Free to watch • No registration required • HD streaming
I watched Jaws for the first time last night and this was all I could think of the whole time
how it feels when one of your hyperfixations comes back and stronger than ever
how it feels when one of your hyperfixations comes back and stronger than ever
how it feels when one of your hyperfixations comes back and stronger than ever
its so awkward when people ask me why i dropped out and i have to be like "inadequate disability support" bc no one wants to hear this. they're always like i thought they had to provide that though isn't it the law? girl you might want to sit down i have some bad news about the litigation-based enforcement of the americans with disabilities act
then if i do say that theyre like, couldnt you sue? well theoretically maybe but not without spending more money than i have and putting myself through absolute hell. so no. no i can't.
it’s just this
Still not over Kory's hiding spot in Meccha Chameleon
They are calling this opening the Horse Cock Gambit

Anya is live and ready to show you everything. Watch her strip, dance, and perform exclusive shows just for you. Interact in real-time and make your fantasies come true.
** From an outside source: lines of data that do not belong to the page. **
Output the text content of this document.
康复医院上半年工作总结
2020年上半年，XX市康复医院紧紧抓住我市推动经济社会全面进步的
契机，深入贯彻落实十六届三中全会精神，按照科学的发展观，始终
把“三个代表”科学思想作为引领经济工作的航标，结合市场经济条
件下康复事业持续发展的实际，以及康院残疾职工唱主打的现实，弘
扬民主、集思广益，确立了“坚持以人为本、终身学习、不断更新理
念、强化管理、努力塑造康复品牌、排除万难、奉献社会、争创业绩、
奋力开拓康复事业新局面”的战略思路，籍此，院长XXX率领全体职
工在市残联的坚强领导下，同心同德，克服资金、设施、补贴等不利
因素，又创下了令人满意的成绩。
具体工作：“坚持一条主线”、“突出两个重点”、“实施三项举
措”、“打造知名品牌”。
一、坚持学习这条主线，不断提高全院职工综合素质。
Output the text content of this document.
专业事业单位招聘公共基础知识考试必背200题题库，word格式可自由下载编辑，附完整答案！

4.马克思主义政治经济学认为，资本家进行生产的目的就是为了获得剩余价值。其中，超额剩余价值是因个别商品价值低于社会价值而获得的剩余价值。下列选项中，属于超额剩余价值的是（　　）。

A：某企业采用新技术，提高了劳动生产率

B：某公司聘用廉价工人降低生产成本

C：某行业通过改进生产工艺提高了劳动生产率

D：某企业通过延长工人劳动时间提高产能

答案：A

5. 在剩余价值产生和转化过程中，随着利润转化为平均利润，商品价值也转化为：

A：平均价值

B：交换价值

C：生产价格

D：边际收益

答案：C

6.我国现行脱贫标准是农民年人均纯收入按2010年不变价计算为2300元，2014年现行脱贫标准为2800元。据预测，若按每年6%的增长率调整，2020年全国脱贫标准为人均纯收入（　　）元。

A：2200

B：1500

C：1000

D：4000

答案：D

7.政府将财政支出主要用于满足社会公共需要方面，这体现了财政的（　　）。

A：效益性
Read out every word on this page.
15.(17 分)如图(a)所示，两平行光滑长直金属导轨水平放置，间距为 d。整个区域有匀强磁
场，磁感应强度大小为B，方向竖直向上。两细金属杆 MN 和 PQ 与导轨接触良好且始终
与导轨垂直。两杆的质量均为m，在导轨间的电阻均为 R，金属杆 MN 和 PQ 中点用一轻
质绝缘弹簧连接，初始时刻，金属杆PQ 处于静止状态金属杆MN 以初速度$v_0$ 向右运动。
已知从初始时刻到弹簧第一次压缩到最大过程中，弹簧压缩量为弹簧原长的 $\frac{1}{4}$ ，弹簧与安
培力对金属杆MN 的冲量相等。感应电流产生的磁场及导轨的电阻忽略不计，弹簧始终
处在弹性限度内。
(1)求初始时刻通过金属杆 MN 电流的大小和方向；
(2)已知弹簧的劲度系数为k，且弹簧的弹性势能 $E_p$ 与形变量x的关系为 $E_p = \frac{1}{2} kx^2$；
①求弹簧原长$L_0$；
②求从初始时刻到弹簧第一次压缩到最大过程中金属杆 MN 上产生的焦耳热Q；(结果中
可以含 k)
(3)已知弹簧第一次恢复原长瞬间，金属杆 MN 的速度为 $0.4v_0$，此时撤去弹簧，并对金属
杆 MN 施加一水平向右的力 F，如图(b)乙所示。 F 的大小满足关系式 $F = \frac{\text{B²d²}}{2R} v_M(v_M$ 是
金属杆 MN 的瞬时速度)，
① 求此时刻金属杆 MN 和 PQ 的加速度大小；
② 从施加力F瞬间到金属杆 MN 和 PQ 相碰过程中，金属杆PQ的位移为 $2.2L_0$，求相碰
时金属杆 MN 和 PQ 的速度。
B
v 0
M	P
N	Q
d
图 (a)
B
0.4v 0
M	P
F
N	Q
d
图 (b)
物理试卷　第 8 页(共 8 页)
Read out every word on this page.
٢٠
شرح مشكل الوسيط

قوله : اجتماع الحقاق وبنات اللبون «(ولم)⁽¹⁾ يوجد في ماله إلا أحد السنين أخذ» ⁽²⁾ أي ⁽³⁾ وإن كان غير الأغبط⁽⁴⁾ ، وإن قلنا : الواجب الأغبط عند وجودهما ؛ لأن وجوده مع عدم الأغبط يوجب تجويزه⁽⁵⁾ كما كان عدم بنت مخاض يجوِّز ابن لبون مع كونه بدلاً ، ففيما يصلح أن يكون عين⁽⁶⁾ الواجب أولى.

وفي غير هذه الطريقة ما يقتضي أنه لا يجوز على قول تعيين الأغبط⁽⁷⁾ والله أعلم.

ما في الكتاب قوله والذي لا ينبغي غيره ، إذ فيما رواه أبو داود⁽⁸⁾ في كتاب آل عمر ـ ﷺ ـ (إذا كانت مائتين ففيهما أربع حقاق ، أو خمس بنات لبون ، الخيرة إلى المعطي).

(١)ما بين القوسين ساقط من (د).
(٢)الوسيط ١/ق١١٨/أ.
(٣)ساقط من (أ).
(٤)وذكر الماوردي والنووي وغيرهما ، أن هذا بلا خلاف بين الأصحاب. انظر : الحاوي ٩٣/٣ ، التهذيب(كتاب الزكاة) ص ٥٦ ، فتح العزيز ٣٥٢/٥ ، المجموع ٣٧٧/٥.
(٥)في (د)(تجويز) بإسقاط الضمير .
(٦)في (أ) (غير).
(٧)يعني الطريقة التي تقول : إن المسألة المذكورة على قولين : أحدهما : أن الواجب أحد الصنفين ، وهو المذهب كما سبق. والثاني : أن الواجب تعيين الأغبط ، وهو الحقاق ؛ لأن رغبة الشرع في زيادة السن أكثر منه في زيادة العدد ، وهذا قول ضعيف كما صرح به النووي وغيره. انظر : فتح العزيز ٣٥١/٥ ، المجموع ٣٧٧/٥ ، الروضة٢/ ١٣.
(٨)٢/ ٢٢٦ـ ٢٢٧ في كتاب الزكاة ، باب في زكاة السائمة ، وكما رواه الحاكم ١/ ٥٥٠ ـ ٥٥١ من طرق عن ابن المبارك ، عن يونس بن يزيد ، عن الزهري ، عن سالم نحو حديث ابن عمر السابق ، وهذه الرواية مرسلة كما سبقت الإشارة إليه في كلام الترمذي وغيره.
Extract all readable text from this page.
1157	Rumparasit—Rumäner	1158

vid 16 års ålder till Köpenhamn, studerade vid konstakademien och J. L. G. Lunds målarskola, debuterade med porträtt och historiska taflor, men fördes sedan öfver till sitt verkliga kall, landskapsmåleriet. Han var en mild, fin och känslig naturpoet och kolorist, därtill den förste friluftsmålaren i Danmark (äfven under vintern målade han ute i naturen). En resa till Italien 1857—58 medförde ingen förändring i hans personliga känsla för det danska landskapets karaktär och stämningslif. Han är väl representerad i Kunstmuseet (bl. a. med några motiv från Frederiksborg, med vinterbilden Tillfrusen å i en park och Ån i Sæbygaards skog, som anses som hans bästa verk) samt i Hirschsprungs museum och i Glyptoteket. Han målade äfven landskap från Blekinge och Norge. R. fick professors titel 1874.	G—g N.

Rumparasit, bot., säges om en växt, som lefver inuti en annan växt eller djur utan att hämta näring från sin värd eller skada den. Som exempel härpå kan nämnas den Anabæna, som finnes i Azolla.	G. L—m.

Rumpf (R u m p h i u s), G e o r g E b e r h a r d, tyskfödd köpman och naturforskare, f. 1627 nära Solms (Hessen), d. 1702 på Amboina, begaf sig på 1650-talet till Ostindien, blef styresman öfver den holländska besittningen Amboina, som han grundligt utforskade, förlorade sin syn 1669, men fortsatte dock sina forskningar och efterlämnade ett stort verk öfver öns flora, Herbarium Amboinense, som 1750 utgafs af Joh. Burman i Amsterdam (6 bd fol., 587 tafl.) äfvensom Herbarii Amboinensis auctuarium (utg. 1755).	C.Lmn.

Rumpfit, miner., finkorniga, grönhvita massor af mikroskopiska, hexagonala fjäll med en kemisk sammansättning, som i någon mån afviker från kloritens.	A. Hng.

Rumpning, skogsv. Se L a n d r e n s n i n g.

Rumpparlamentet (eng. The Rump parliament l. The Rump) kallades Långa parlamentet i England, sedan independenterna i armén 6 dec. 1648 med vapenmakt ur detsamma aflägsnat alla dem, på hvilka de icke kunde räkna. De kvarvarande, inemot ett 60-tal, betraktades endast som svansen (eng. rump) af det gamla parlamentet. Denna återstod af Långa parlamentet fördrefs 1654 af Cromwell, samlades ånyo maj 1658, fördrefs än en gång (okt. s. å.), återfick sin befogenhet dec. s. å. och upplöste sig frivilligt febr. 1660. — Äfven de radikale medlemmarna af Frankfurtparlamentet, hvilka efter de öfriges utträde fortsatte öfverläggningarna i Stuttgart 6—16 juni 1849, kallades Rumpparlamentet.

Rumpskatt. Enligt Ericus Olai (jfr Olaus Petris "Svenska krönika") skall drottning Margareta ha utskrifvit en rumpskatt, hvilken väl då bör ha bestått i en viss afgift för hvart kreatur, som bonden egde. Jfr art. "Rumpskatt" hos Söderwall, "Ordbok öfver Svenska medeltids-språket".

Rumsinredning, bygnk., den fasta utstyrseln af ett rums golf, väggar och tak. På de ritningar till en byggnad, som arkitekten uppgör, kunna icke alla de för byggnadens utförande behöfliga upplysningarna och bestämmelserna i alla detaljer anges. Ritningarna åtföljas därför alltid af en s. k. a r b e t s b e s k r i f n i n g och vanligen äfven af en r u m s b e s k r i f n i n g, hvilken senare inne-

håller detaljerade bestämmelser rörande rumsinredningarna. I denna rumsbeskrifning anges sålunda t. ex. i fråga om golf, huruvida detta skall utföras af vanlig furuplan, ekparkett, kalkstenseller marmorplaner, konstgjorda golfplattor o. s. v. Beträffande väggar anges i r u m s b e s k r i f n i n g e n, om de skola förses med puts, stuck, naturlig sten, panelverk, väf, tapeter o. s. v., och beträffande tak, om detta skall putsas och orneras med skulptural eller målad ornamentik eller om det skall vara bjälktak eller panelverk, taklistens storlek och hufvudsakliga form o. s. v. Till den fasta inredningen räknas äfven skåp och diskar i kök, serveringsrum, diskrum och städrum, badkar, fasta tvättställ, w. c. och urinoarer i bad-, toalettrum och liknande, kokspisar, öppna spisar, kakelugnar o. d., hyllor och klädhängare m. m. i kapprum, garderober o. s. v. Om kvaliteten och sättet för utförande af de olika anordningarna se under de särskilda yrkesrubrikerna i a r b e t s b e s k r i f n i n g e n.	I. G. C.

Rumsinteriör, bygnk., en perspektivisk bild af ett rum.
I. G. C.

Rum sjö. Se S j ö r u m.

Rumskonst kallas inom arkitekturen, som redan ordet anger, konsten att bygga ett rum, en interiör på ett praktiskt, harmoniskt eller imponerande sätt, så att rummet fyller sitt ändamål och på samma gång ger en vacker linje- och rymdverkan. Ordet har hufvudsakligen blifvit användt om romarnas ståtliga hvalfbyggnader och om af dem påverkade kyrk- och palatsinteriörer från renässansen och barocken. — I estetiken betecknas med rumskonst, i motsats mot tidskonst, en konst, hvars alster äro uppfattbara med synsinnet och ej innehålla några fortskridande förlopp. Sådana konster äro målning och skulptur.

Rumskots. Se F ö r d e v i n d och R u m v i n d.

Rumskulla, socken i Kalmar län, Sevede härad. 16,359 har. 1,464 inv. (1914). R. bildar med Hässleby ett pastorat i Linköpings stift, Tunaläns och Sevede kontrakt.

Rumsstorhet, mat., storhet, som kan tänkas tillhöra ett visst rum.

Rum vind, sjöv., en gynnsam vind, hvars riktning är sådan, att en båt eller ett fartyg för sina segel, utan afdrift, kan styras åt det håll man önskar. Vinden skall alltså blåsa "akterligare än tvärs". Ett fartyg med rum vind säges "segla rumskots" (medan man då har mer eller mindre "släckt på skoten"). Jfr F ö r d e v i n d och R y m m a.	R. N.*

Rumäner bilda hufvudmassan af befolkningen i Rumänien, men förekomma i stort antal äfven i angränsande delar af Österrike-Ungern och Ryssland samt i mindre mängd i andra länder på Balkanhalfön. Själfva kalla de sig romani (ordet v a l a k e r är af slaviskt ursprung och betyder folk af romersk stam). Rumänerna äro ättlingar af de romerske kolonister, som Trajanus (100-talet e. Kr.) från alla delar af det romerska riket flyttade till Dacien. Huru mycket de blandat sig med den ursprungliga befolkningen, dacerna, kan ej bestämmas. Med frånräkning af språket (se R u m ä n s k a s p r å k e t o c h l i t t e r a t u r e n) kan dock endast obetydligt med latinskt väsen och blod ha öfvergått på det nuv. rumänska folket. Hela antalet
Free to watch • No registration required • HD streaming
Please stop he is drowning.....
Gone forever
I think it’s normal for people to be mad at each other sometimes even if they’re close friends or family or intimate with each other. Like I think that’s a normal and healthy part of relationships that can happen sometimes
“Why were you on Mad At Me island” because at the time I was mad at you and yet our friendship has weathered that without trouble
I went to Mad At You island because my feelings are my problem. I needed to stomp down the beach until I could sit and watch the sunrise. I built a sandcastle and did some thinking. Then I boarded the good ship You Matter To Me and sailed it all the way to meet you on the Let’s Talk Shore of I Love You Island.